Der Trainer nimmt dabei einen ganz besonderen
Stellenwert ein. Merkmale eines guten Trainers sind
seine Kompetenz und seine Begeisterung für die
Sache. "Der Schlüssel zum Erfolg eines Trainers
liegt nicht nur in seiner guten Ausbildung. Er liegt
auch in der Weiterbildung und im Erfahrungsaustausch
mit Wissenschaftlern und anderen Trainern. Diesem
Austausch diente die Konferenz," sagte Eva Lempa-Röller (Warendorf), in der FN-Abteilung
Ausbildung verantwortlich für die Konferenz. Aus
diesem Grunde blickte man auch gerne über den
Tellerrand und lud auch Referenten aus anderen
Sportarten ein.

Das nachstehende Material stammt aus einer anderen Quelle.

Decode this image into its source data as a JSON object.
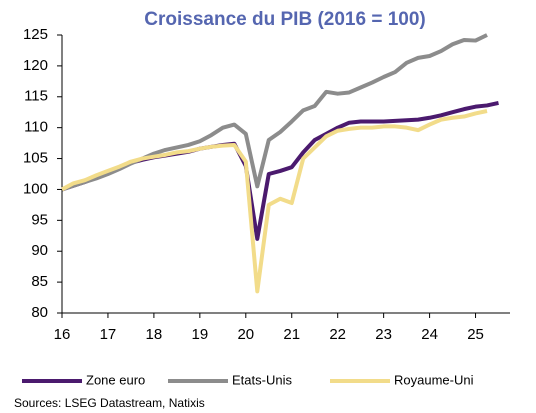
{
  "chart_data": {
    "type": "line",
    "title": "Croissance du PIB (2016 = 100)",
    "x": [
      16,
      16.25,
      16.5,
      16.75,
      17,
      17.25,
      17.5,
      17.75,
      18,
      18.25,
      18.5,
      18.75,
      19,
      19.25,
      19.5,
      19.75,
      20,
      20.25,
      20.5,
      20.75,
      21,
      21.25,
      21.5,
      21.75,
      22,
      22.25,
      22.5,
      22.75,
      23,
      23.25,
      23.5,
      23.75,
      24,
      24.25,
      24.5,
      24.75,
      25,
      25.25,
      25.5
    ],
    "series": [
      {
        "name": "Zone euro",
        "color": "#4b1a6e",
        "values": [
          100,
          100.6,
          101.2,
          102,
          102.8,
          103.6,
          104.3,
          104.8,
          105.2,
          105.5,
          105.8,
          106.1,
          106.6,
          106.9,
          107.2,
          107.4,
          103.8,
          92,
          102.5,
          103,
          103.6,
          106,
          108,
          109,
          110,
          110.8,
          111,
          111,
          111,
          111.1,
          111.2,
          111.3,
          111.6,
          112,
          112.5,
          113,
          113.4,
          113.6,
          114
        ]
      },
      {
        "name": "Etats-Unis",
        "color": "#8c8c8c",
        "values": [
          100,
          100.6,
          101.2,
          101.8,
          102.5,
          103.3,
          104.2,
          105,
          105.8,
          106.4,
          106.8,
          107.2,
          107.8,
          108.8,
          110,
          110.5,
          109,
          100.5,
          108,
          109.3,
          111,
          112.8,
          113.5,
          115.8,
          115.5,
          115.7,
          116.5,
          117.3,
          118.2,
          119,
          120.5,
          121.3,
          121.6,
          122.4,
          123.5,
          124.2,
          124.1,
          125,
          null
        ]
      },
      {
        "name": "Royaume-Uni",
        "color": "#f2dc8a",
        "values": [
          100,
          101,
          101.5,
          102.3,
          103,
          103.7,
          104.5,
          105,
          105.3,
          105.6,
          106,
          106.2,
          106.6,
          106.9,
          107.1,
          107.2,
          104.5,
          83.5,
          97.5,
          98.5,
          97.8,
          105,
          106.8,
          108.6,
          109.5,
          109.8,
          110,
          110,
          110.2,
          110.2,
          110,
          109.6,
          110.5,
          111.3,
          111.6,
          111.8,
          112.3,
          112.7,
          null
        ]
      }
    ],
    "xlim": [
      16,
      25.75
    ],
    "xticks": [
      16,
      17,
      18,
      19,
      20,
      21,
      22,
      23,
      24,
      25
    ],
    "ylim": [
      80,
      125
    ],
    "yticks": [
      80,
      85,
      90,
      95,
      100,
      105,
      110,
      115,
      120,
      125
    ],
    "grid": false,
    "legend": "bottom",
    "source": "Sources: LSEG Datastream, Natixis"
  }
}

Und so kam der erste Vortrag auch
von einer Leichtathletin: "Bildung im Pferdesport
- Vorbildrolle und ethische Verantwortung von
Trainerinnen und Trainern" war das Thema von
Sylvia Schenk (Frankfurt), Rechtsanwältin,
Vorstandsmitglied der Deutschen Olympischen
Akademie, Olympiateilnehmerin in der Leichtathletik
(800-Meter-Lauf).
Die Bildungskonferenz stand allen am Thema
Interessierten offen, wendet sich inhaltlich aber im
Besonderen an Ausbilder und Vereinsvorstände.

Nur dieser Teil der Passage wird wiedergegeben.